O roteiro acima descreve a rotina dos “pais helicópteros”, como é denominada essa geração de homens e mulheres que estão sempre voando baixo ao redor dos filhos.

“A fantasia desses pais nesse desejo gigantesco de acompanhar os filhos é de que vão poupá-los, encurtar caminhos. Mas não. As crianças acabam achando que não têm competência para fazer as coisas. Isso interfere inclusive na formação da identidade”, diz Claudia Tricate, diretora do Colégio Magno e uma das participantes do Meet Point – evento promovido pelo Estadão na última quinta-feira (31), para discutir as repercussões dessa superproteção.

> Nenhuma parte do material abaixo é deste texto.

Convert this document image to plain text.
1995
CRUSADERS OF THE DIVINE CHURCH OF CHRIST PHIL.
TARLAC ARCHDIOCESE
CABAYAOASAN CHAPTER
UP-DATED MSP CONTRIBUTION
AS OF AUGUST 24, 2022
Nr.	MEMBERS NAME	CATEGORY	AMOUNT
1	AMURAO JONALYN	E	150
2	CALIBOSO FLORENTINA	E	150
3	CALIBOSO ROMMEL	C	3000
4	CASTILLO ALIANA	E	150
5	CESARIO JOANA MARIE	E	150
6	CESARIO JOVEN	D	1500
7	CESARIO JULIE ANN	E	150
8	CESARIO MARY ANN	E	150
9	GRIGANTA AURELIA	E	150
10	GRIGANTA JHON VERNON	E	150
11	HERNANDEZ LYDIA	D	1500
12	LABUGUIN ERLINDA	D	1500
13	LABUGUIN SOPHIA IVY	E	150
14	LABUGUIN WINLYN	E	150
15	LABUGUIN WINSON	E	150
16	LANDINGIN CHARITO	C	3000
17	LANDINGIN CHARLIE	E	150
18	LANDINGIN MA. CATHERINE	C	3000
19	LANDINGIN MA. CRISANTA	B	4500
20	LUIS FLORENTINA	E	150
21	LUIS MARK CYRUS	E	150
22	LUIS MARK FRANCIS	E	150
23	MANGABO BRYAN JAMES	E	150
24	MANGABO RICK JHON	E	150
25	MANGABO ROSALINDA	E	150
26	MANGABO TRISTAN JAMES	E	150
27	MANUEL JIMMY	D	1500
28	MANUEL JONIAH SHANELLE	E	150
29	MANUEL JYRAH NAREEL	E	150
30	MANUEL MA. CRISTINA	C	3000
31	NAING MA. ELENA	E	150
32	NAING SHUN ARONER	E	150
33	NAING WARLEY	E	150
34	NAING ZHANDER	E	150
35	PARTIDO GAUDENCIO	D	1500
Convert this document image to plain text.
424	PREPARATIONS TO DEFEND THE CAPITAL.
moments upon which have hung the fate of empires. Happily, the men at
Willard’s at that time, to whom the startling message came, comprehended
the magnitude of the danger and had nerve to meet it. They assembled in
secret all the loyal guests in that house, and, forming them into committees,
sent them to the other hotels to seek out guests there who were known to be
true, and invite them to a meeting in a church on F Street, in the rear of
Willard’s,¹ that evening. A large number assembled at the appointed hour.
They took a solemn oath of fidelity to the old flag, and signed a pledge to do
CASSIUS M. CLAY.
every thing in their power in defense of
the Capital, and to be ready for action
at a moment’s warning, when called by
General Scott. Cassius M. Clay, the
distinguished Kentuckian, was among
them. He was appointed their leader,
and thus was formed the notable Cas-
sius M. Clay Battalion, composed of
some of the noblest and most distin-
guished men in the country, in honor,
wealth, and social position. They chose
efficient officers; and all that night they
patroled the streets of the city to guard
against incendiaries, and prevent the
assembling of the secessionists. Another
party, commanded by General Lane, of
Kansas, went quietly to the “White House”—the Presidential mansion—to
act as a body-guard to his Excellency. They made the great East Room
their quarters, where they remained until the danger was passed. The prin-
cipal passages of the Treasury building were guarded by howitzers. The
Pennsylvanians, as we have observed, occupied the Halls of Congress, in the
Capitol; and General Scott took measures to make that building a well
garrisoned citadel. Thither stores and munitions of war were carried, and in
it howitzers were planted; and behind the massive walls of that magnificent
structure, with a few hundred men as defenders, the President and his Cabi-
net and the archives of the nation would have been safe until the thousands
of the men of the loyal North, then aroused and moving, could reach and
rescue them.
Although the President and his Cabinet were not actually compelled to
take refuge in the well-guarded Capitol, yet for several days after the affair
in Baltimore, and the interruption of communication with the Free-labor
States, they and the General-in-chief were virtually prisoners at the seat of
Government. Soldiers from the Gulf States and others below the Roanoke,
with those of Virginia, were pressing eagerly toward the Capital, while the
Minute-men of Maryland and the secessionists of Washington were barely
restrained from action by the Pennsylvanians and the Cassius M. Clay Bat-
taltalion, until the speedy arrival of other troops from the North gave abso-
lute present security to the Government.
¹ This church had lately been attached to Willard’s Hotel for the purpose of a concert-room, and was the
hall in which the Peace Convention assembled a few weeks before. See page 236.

No dia a dia escolar, essa falta de estímulo à autonomia, percebida na primeira infância em inabilidades como não saber amarrar o tênis ou comer sozinho, ganha contornos mais sérios e sutis conforme a idade avança. “Essas crianças criadas por pais superprotetores acabam ficando desprotegidas, não sabem se defender nem se relacionar. Mesmo porque quando eram pequenas não podiam nem escolher a roupa”, acrescenta Cláudia, que também é psicóloga.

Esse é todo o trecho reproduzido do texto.